Article

Blackbird

By staff April 27, 2009

FST's Stage III production of Blackbird suffers from a fevered production.

By Kay Kipling

 

Blackbird, by David Harrower, comes to Florida Studio Theatre’s Stage III with an impressive resume; it received the Olivier Award for Best New Play in 2007, and it’s received good reviews in previous stagings elsewhere. Plus its subject matter and setup seem more than likely to provoke an intensely dramatic evening of theater.

 

Unfortunately, in this production, Blackbird is nowhere near as effective as it probably can be. The reason is simple enough: Under the direction of Beth Duda, Blackbird (your guess is as good as mine as to where the title comes from; there are several possibilities), starts out at a fever pitch from the opening lines, with rushed dialogue spouted at high volume, leaving it absolutely no room to build to what should be an emotional climax. Instead, there’s a lot of shouting and no nuance, especially in the performance of Dan Patrick Brady as Ray.

 Sarah Stockton and Dan Patrick Brady in Blackbird.

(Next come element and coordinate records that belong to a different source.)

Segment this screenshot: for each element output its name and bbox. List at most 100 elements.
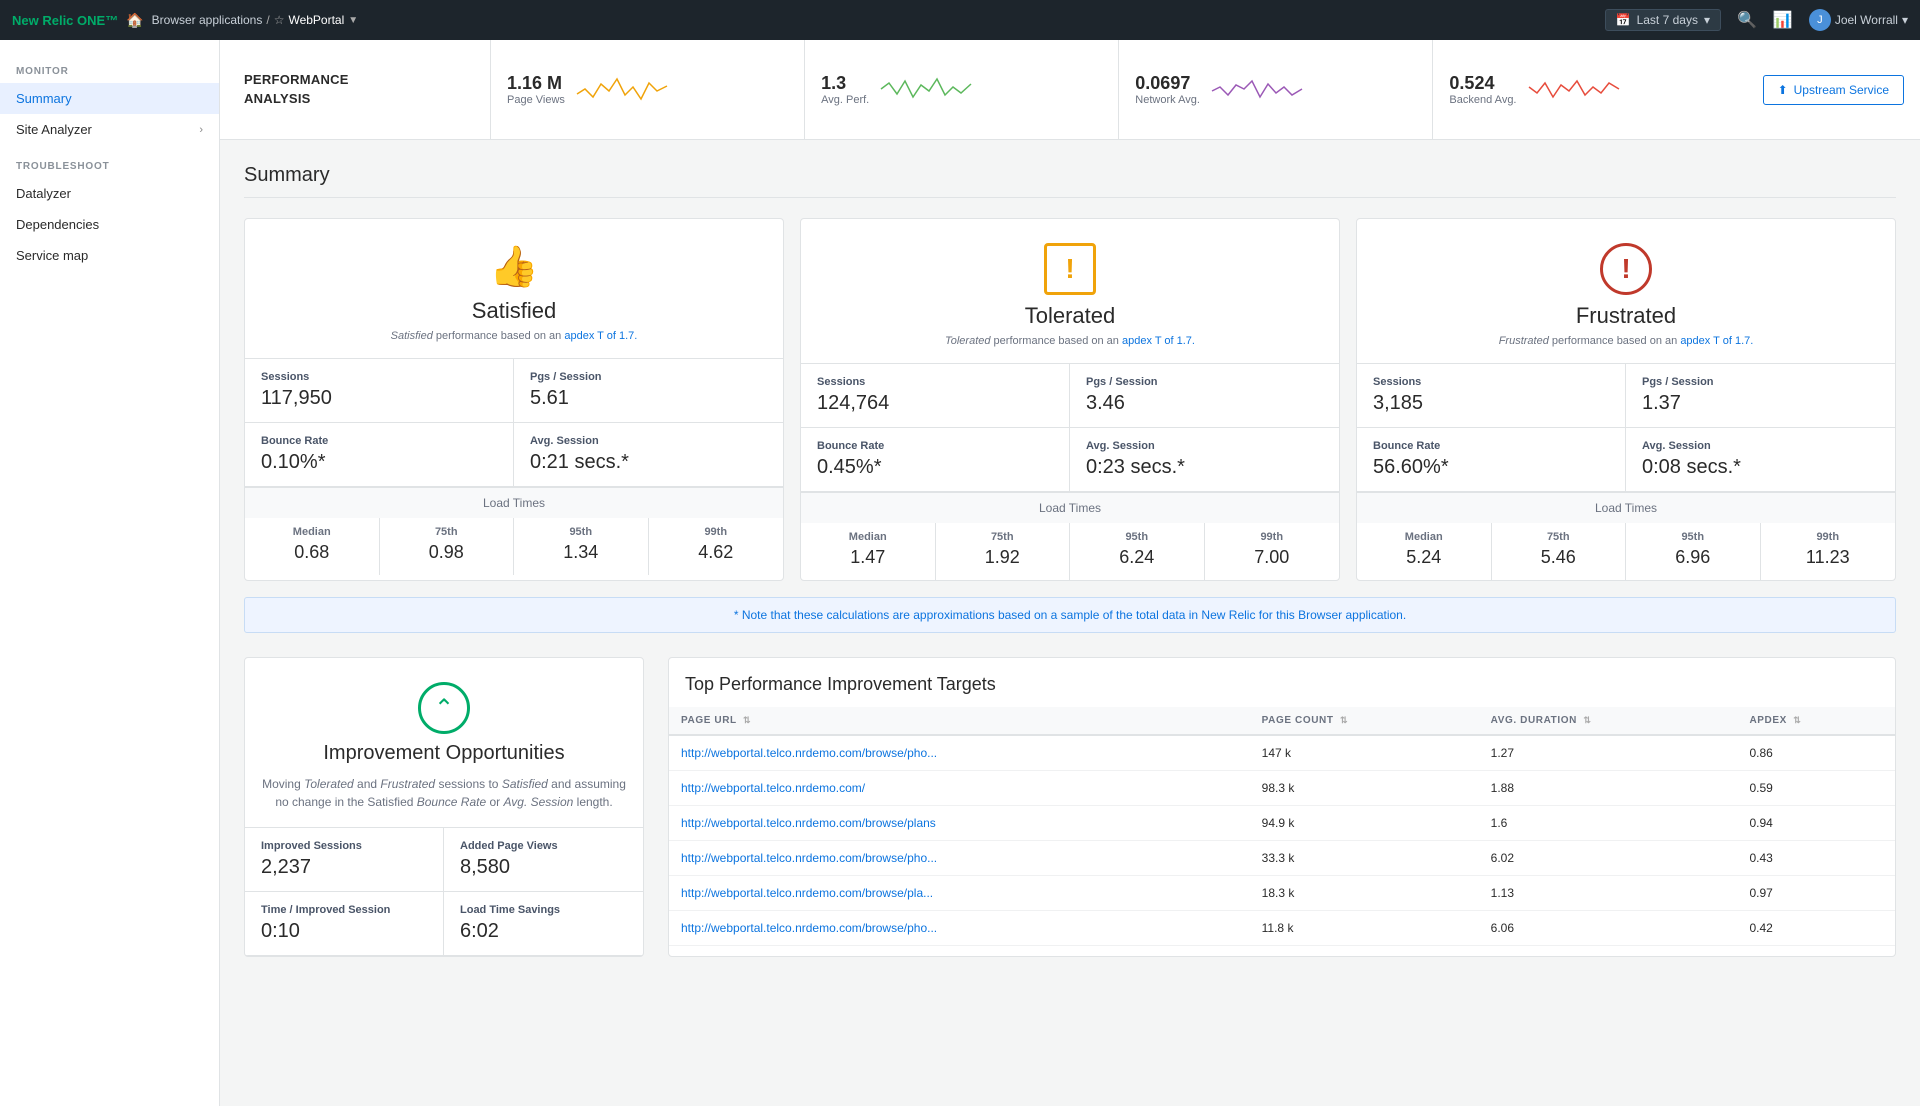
network-avg-label: Network Avg. bbox=[1135, 94, 1200, 106]
frustrated-p95: 95th 6.96 bbox=[1626, 523, 1761, 580]
user-name: Joel Worrall bbox=[1835, 13, 1898, 27]
frustrated-apdex-link[interactable]: apdex T of 1.7. bbox=[1680, 335, 1753, 347]
breadcrumb-current: WebPortal bbox=[288, 13, 344, 27]
avg-perf-chart bbox=[881, 69, 1102, 110]
satisfied-pgs-session: Pgs / Session 5.61 bbox=[514, 359, 783, 423]
tolerated-avg-session: Avg. Session 0:23 secs.* bbox=[1070, 428, 1339, 492]
frustrated-median: Median 5.24 bbox=[1357, 523, 1492, 580]
col-page-url[interactable]: PAGE URL ⇅ bbox=[669, 707, 1250, 735]
sidebar-item-service-map-label: Service map bbox=[16, 248, 88, 263]
content-area: Summary 👍 Satisfied Satisfied performanc… bbox=[220, 140, 1920, 981]
page-views-metric: 1.16 M Page Views bbox=[490, 40, 804, 139]
network-avg-value: 0.0697 bbox=[1135, 73, 1200, 94]
sidebar-item-site-analyzer[interactable]: Site Analyzer › bbox=[0, 114, 219, 145]
satisfied-sessions: Sessions 117,950 bbox=[245, 359, 514, 423]
frustrated-avg-session: Avg. Session 0:08 secs.* bbox=[1626, 428, 1895, 492]
logo[interactable]: New Relic ONE™ bbox=[12, 13, 118, 28]
cell-page-count-5: 11.8 k bbox=[1250, 911, 1479, 946]
sidebar-item-dependencies-label: Dependencies bbox=[16, 217, 99, 232]
frustrated-p99: 99th 11.23 bbox=[1761, 523, 1896, 580]
tolerated-header: ! Tolerated Tolerated performance based … bbox=[801, 219, 1339, 363]
satisfied-p75: 75th 0.98 bbox=[380, 518, 515, 575]
cell-url-3: http://webportal.telco.nrdemo.com/browse… bbox=[669, 841, 1250, 876]
satisfied-apdex-link[interactable]: apdex T of 1.7. bbox=[564, 330, 637, 342]
satisfied-bounce-rate: Bounce Rate 0.10%* bbox=[245, 423, 514, 487]
col-apdex[interactable]: APDEX ⇅ bbox=[1737, 707, 1895, 735]
avg-perf-label: Avg. Perf. bbox=[821, 94, 869, 106]
satisfied-stats: Sessions 117,950 Pgs / Session 5.61 Boun… bbox=[245, 358, 783, 487]
cell-apdex-4: 0.97 bbox=[1737, 876, 1895, 911]
page-views-label: Page Views bbox=[507, 94, 565, 106]
url-link-0[interactable]: http://webportal.telco.nrdemo.com/browse… bbox=[681, 746, 937, 760]
chart-icon[interactable]: 📊 bbox=[1773, 10, 1793, 30]
tolerated-p95: 95th 6.24 bbox=[1070, 523, 1205, 580]
sidebar-item-datalyzer-label: Datalyzer bbox=[16, 186, 71, 201]
url-link-5[interactable]: http://webportal.telco.nrdemo.com/browse… bbox=[681, 921, 937, 935]
cell-url-1: http://webportal.telco.nrdemo.com/ bbox=[669, 771, 1250, 806]
page-views-value: 1.16 M bbox=[507, 73, 565, 94]
sidebar-item-summary[interactable]: Summary bbox=[0, 83, 219, 114]
star-icon[interactable]: ☆ bbox=[274, 13, 285, 27]
breadcrumb-app[interactable]: Browser applications bbox=[152, 13, 263, 27]
url-link-4[interactable]: http://webportal.telco.nrdemo.com/browse… bbox=[681, 886, 933, 900]
cell-url-5: http://webportal.telco.nrdemo.com/browse… bbox=[669, 911, 1250, 946]
satisfied-header: 👍 Satisfied Satisfied performance based … bbox=[245, 219, 783, 358]
frustrated-desc: Frustrated performance based on an apdex… bbox=[1373, 335, 1879, 347]
table-row: http://webportal.telco.nrdemo.com/browse… bbox=[669, 841, 1895, 876]
sidebar-item-dependencies[interactable]: Dependencies bbox=[0, 209, 219, 240]
cell-url-2: http://webportal.telco.nrdemo.com/browse… bbox=[669, 806, 1250, 841]
tolerated-sessions: Sessions 124,764 bbox=[801, 364, 1070, 428]
cell-apdex-3: 0.43 bbox=[1737, 841, 1895, 876]
search-icon[interactable]: 🔍 bbox=[1737, 10, 1757, 30]
url-link-1[interactable]: http://webportal.telco.nrdemo.com/ bbox=[681, 781, 865, 795]
satisfied-desc: Satisfied performance based on an apdex … bbox=[261, 330, 767, 342]
tolerated-icon: ! bbox=[1044, 243, 1096, 295]
satisfied-icon: 👍 bbox=[261, 243, 767, 290]
nav-right: 📅 Last 7 days ▾ 🔍 📊 J Joel Worrall ▾ bbox=[1605, 9, 1908, 31]
url-link-3[interactable]: http://webportal.telco.nrdemo.com/browse… bbox=[681, 851, 937, 865]
sort-avg-duration-icon: ⇅ bbox=[1583, 715, 1591, 725]
top-performance-title: Top Performance Improvement Targets bbox=[669, 658, 1895, 707]
sidebar-item-service-map[interactable]: Service map bbox=[0, 240, 219, 271]
tolerated-median: Median 1.47 bbox=[801, 523, 936, 580]
upstream-service-label: Upstream Service bbox=[1794, 83, 1889, 97]
time-range-label: Last 7 days bbox=[1637, 13, 1698, 27]
col-avg-duration[interactable]: AVG. DURATION ⇅ bbox=[1479, 707, 1738, 735]
tolerated-load-times-header: Load Times bbox=[801, 492, 1339, 523]
top-navigation: New Relic ONE™ 🏠 Browser applications / … bbox=[0, 0, 1920, 40]
user-menu[interactable]: J Joel Worrall ▾ bbox=[1809, 9, 1908, 31]
col-page-count[interactable]: PAGE COUNT ⇅ bbox=[1250, 707, 1479, 735]
satisfied-title: Satisfied bbox=[261, 298, 767, 324]
improved-sessions-stat: Improved Sessions 2,237 bbox=[245, 828, 444, 892]
time-range-selector[interactable]: 📅 Last 7 days ▾ bbox=[1605, 9, 1721, 31]
cell-avg-duration-4: 1.13 bbox=[1479, 876, 1738, 911]
network-avg-chart bbox=[1212, 69, 1417, 110]
user-dropdown-icon: ▾ bbox=[1902, 13, 1908, 27]
sidebar-item-site-analyzer-label: Site Analyzer bbox=[16, 122, 92, 137]
dropdown-icon[interactable]: ▼ bbox=[348, 15, 358, 26]
time-improved-session-stat: Time / Improved Session 0:10 bbox=[245, 892, 444, 956]
frustrated-load-times: Median 5.24 75th 5.46 95th 6.96 99th bbox=[1357, 523, 1895, 580]
cell-page-count-3: 33.3 k bbox=[1250, 841, 1479, 876]
breadcrumb-sep1: / bbox=[266, 13, 269, 27]
improvement-header: ⌃ Improvement Opportunities Moving Toler… bbox=[245, 658, 643, 827]
performance-analysis-title: PERFORMANCEANALYSIS bbox=[220, 71, 490, 107]
satisfied-p99: 99th 4.62 bbox=[649, 518, 784, 575]
main-content: PERFORMANCEANALYSIS 1.16 M Page Views bbox=[220, 40, 1920, 1106]
performance-metrics: 1.16 M Page Views 1.3 Avg. Perf. bbox=[490, 40, 1747, 139]
avg-perf-metric: 1.3 Avg. Perf. bbox=[804, 40, 1118, 139]
backend-avg-label: Backend Avg. bbox=[1449, 94, 1516, 106]
tolerated-p99: 99th 7.00 bbox=[1205, 523, 1340, 580]
table-row: http://webportal.telco.nrdemo.com/browse… bbox=[669, 876, 1895, 911]
sidebar-item-datalyzer[interactable]: Datalyzer bbox=[0, 178, 219, 209]
nav-home-icon[interactable]: 🏠 bbox=[126, 12, 143, 29]
tolerated-p75: 75th 1.92 bbox=[936, 523, 1071, 580]
satisfied-median: Median 0.68 bbox=[245, 518, 380, 575]
cell-url-0: http://webportal.telco.nrdemo.com/browse… bbox=[669, 735, 1250, 771]
url-link-2[interactable]: http://webportal.telco.nrdemo.com/browse… bbox=[681, 816, 936, 830]
sidebar-item-summary-label: Summary bbox=[16, 91, 72, 106]
backend-avg-metric: 0.524 Backend Avg. bbox=[1432, 40, 1746, 139]
improvement-desc: Moving Tolerated and Frustrated sessions… bbox=[261, 775, 627, 811]
upstream-service-button[interactable]: ⬆ Upstream Service bbox=[1763, 75, 1904, 105]
tolerated-apdex-link[interactable]: apdex T of 1.7. bbox=[1122, 335, 1195, 347]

Ray is a 50-something, not very successful office manager (at least that’s what we think he is) who’s accosted in the opening scene by the much younger Una (Sarah Stockton) in the litter-filled canteen of his company—a truly distasteful environment. (Duda retains the British base and accents of the original for this production, although it might have been better to go American, since it’s sometimes hard to distinguish Brady’s lines). Una is filled, at first anyway, with a vengeful spirit, and Ray is intimidated by her sudden appearance. Understandably, it seems, since it comes out soon enough that the two shared a brief affair more than a decade ago, when she was only 12 years old—an affair that led to Ray’s spending several years in prison.

 

Una was in her own kind of prison as well, since she remained in the town and the neighborhood where the shocking news of their relationship filled headlines. She complains to Ray that she felt like a ghost there, and indeed both of them have been haunted by what passed between them even as they’ve tried to build new lives and new relationships.

 

What is Una after ultimately—a chance to punish Ray or a chance to somehow reconnect with him, in the hope of recapturing her first, forbidden love? For love it was, or so we’re led to believe, not part of a pedophile’s predatory pattern. And Stockton does make us feel at times for Una as she tells Ray and us the story of what happened to her after they spent the night together in a seedy hotel room.

 

But a play raising such complex, shaded moral questions about our long-held standards of right and wrong needs an equally shaded, carefully paced telling, not one that’s consistently over the top. In the end, after 65 minutes or so of high-pitched confrontation, we come away unsatisfied.